I need some suggestions for my menu driven shell script. I would like the end user of this script to be able to provide multiple options when prompted to enter the choice. The user can also enter 1 option or he/she can enter multiple options.

For eg. the script should be able to handle both options:

Please enter any option or options between [1 - 4]: 1 2 3 

Please enter any option or options between [1 - 4]: 1

Please let me know how can I made changes to my script to reflect this.
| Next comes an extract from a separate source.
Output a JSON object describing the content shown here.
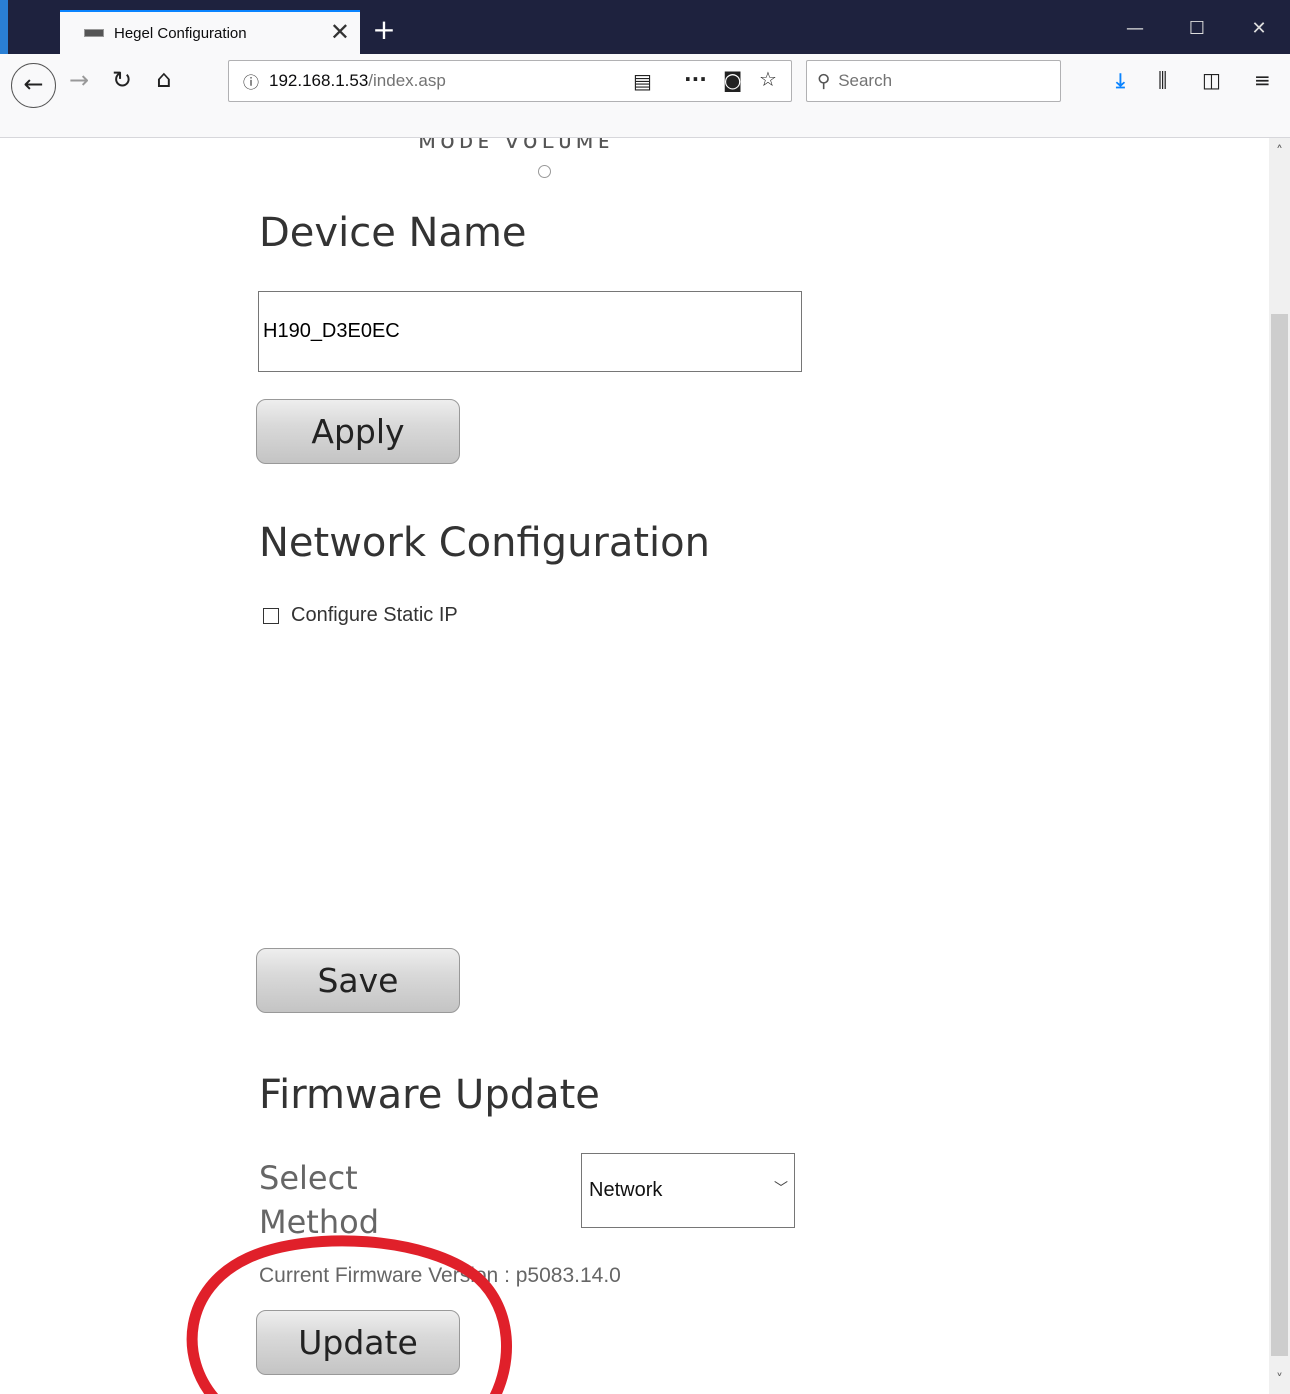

Below is the code of my script for your reference:

#!/bin/sh

while :
do
 clear
 echo " ******** Task performing script ******** "
 echo "1. task1 "
 echo
 echo "2. task2 "
 echo
 echo "3. task3"
 echo
 echo "4. Exit"
 echo
 echo -n "Please enter any option or options between [1 - 4]"
     read opt;
 case $opt in
1)
 echo "Performing task1 . . . .";
 for i in `cat test`
 do
 ...............
 ...............
 done;;
2)
 echo "Performing task2 . . . .";
 for i in `cat test`
 do
 ...............
 ...............
 done;;
3)
 echo "Performing task3 . . . .";
 for i in `cat test`
 do
 ...............
 ...............
 done;;
4)
 echo "Bye $USER";
 exit 1;;
*)
 echo "$opt is an invaild option";
 echo "Press [enter] key to continue. . .";
 read enterKey;;
  esac
done

Answer 1

Wrap your case statement in a for loop that iterates over the value you get from the read statement.

while : do;
    # print menu
    read opts

    for opt in $opts; do  # To allow for multiple space-separated choices

        case $opt in
        ...
        esac
    done
done